Trabalhe sua intuição e suas emoções, ainda que estejas passando por períodos extremamente exigidos.

Como? Silenciando a sua alma, os seus anseios, e não tentando ser clarividente.

(Adriana Araf)

 

As noites deveriam chegar em forma de beijo.

Assim ela nos beijaria e adormeceríamos, tranquilos, com a gostosa sensação de sermos amados.

Antes do raiar do sol, seríamos beijados de novo, como cinderelos e cinderelas num gostoso despertar…

(Adriana Araf)

O dia sempre ressurge.

Quer melhor recado como esse?

 

 

Em dias nublados, a noite tem um papel mágico.
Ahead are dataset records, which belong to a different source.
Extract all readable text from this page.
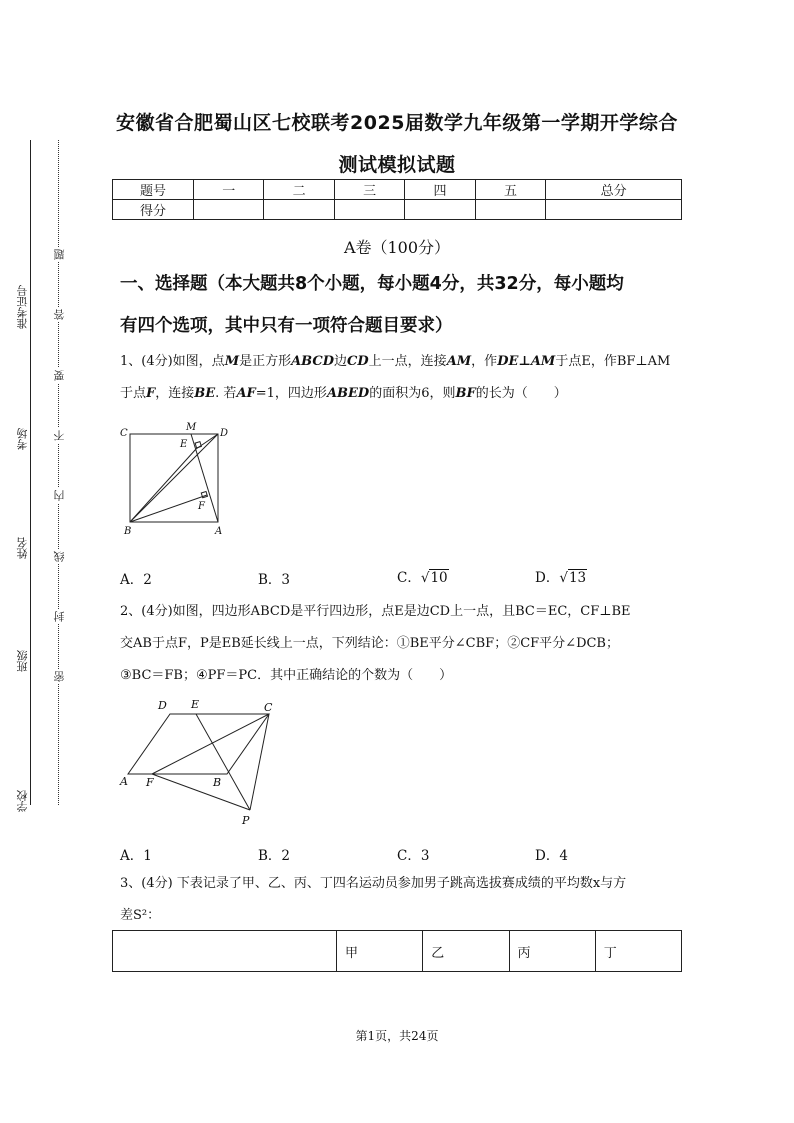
准考证号
考场
姓名
班级
学校
题
答
要
不
内
线
封
密
安徽省合肥蜀山区七校联考2025届数学九年级第一学期开学综合
测试模拟试题
题号	一	二	三	四	五	总分
得分						
A卷（100分）
一、选择题（本大题共8个小题，每小题4分，共32分，每小题均
有四个选项，其中只有一项符合题目要求）
1、(4分)如图，点M是正方形ABCD边CD上一点，连接AM，作DE⊥AM于点E，作BF⊥AM
于点F，连接BE. 若AF=1，四边形ABED的面积为6，则BF的长为（　　）
C
M
D
E
F
B	A
A．2	B．3	C．√10	D．√13
2、(4分)如图，四边形ABCD是平行四边形，点E是边CD上一点，且BC＝EC，CF⊥BE
交AB于点F，P是EB延长线上一点，下列结论：①BE平分∠CBF；②CF平分∠DCB；
③BC＝FB；④PF＝PC．其中正确结论的个数为（　　）
D E	C
A F	B
P
A．1	B．2	C．3	D．4
3、(4分) 下表记录了甲、乙、丙、丁四名运动员参加男子跳高选拔赛成绩的平均数x与方
差S²：
	甲	乙	丙	丁
第1页，共24页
Ela vem, joga seu tecido negro sobre tudo para que, ao descortinar do sol no dia seguinte, surja outro cenário com outras nuances.

(Adriana Araf)

 

 

 

Decidir

Não somos só, ao contrário, somos coletivo quase o tempo todo no emaranhado da existência, mas, muitas vezes, ficamos só, assim, completamente desnudos, singulares e ermos, frente às coisas da vida e das decisões que ela nos clama a tomar.
Sim, a vida quer decisões e respostas firmes em ocasiões variadas sobre pessoas, coisas e situações, e testa nossa tepidez. É nesse período do ficar só que nossa coragem é muito exigida e nossos medos passam por momentos bélicos internos tremendos para que consigamos ficar em pé do lado de fora. Que nossa resistência sofre uma espécie de teste de imunidade para ver se aguentaremos o que virá. Que nossa carência de forças tem que ser robustecida contra uma grande vontade de fraquejar. Fraquejar pode ser o caminho mais fácil, menos espinhoso, menos doloroso, menos exigente, mais poupante, todavia nossa fraqueza consome nossas vontades mais verdadeiras e nos mantém na mesmice do que não queremos, mas que aceitamos de olho no dia seguinte, que poderá ser melhor. E são dias que nunca chegam, pois o sol da gente fica encoberto por nossas escuras aflições.
Como não adianta protelar, o melhor a fazermos é decidir, sentenciar e ter a grata surpresa de conseguirmos. Sim, na dúvida de como agir e o que fazer, acabamos por optar e ficamos mais aliviados (às vezes chorosos, e o choro é um oásis no deserto de nossas fases difíceis), o que gera uma sensação de uma alva alegria interior timidamente apontando para novos caminhos. Pode até ser um pseudo-alívio, mas já é alguma coisa fora da caverna fria e isolada que queremos nos manter.
Como reflete Guimarães Rosa, Deus tira coisas e pessoas para saber se já somos capazes da alegria sozinhos.